Quick recap of the Biden student loan forgiveness plan that will:
- Forgive $10,000 of student loan debt for borrowers making less than $125,000 per year
- Extend the student loan payment freeze until the end of 2022
- Cancel up to $20,000 in debt for Pell Grant recipients
Biden student loan forgiveness plan takes the next steps toward relief
President Joe Biden’s student loan forgiveness plan will forgive $10,000 for borrowers making less than $125,000 per year and extend the student loan payment freeze until the end of the year. Student loan payments will resume in January 2023.
Biden’s plan will also cancel up to $20,000 in debt for Pell Grant recipients that have loans with the Department of Education (DOE)
When and how can borrowers claim this student loan relief?

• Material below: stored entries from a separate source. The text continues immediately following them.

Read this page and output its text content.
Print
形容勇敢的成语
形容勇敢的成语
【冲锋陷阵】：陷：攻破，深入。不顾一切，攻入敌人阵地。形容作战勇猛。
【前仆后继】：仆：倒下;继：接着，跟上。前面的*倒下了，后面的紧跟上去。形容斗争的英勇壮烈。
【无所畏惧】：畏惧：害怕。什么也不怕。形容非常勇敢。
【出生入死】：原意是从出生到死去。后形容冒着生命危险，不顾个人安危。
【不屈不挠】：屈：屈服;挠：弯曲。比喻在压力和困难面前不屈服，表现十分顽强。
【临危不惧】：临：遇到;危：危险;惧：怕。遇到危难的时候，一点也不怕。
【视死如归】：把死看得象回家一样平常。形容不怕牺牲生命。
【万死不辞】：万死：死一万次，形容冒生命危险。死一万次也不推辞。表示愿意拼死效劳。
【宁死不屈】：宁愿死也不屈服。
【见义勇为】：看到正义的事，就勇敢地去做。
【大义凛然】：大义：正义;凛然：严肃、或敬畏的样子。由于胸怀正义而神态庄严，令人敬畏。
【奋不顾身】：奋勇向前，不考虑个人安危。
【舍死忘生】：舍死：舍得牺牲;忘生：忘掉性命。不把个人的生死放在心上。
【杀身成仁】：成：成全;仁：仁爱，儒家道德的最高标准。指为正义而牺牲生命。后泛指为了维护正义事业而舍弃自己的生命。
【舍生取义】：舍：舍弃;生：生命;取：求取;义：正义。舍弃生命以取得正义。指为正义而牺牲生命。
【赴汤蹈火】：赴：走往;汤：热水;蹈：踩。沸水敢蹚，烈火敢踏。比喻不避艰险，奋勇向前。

There’s no set date yet, but in the next few weeks, the DOE will announce more details about how borrowers can claim this relief. Borrowers’ income data will automatically qualify them for the debt relief.
Who will loan debt relief impact the most?
According to the DOE, about 87% of the debt cancellation will go to borrowers who earn less than $75,000 per year. The remaining 13% will go to those earning between $75,000 and $125,000 per year.
How much student debt could be canceled in the future?
For now, $10,000 ($20,000 for certain individuals) but some politicians have asked for up to $50,000 per borrower.
However, in April 2022, Biden stated that if there is additional student loan forgiveness, it will be less than $50,000.
Is the student loan relief treated as taxable income?
Not according to the White House’s statement: “American Rescue Plan, this debt relief will not be treated as taxable income for the federal income tax purposes.”
How much student loan debt is there?
The total student loan debt is around $1.75 trillion owed by 45 million people in America. The total includes federal and private loans.
- That’s an average of nearly $38,900 owed by each borrower.
Federal loans total around $1.62 trillion in debt owed by 43 million borrowers.
- That’s an average of about $37,675 owed by each federal loan borrower.
Historical student loan debt in the U.S.
Will this loan forgiveness program impact future student enrollment?
For some borrowers, forgiving $10K is a drop in the bucket. For others, it could mean having the ability to complete their education.
A recent study found that 42% of students stopped pursuing their education because of financial constraints. So, this loan relief may be just what some people need to re-enroll and complete their educational journey.
This impact on enrollment remains to be seen but higher education institutions should still plan for a potential boost in enrollments. From reducing costs on campus and streamlining processes to implementing new technologies to improve online learning, preparing ahead of time will be worth it.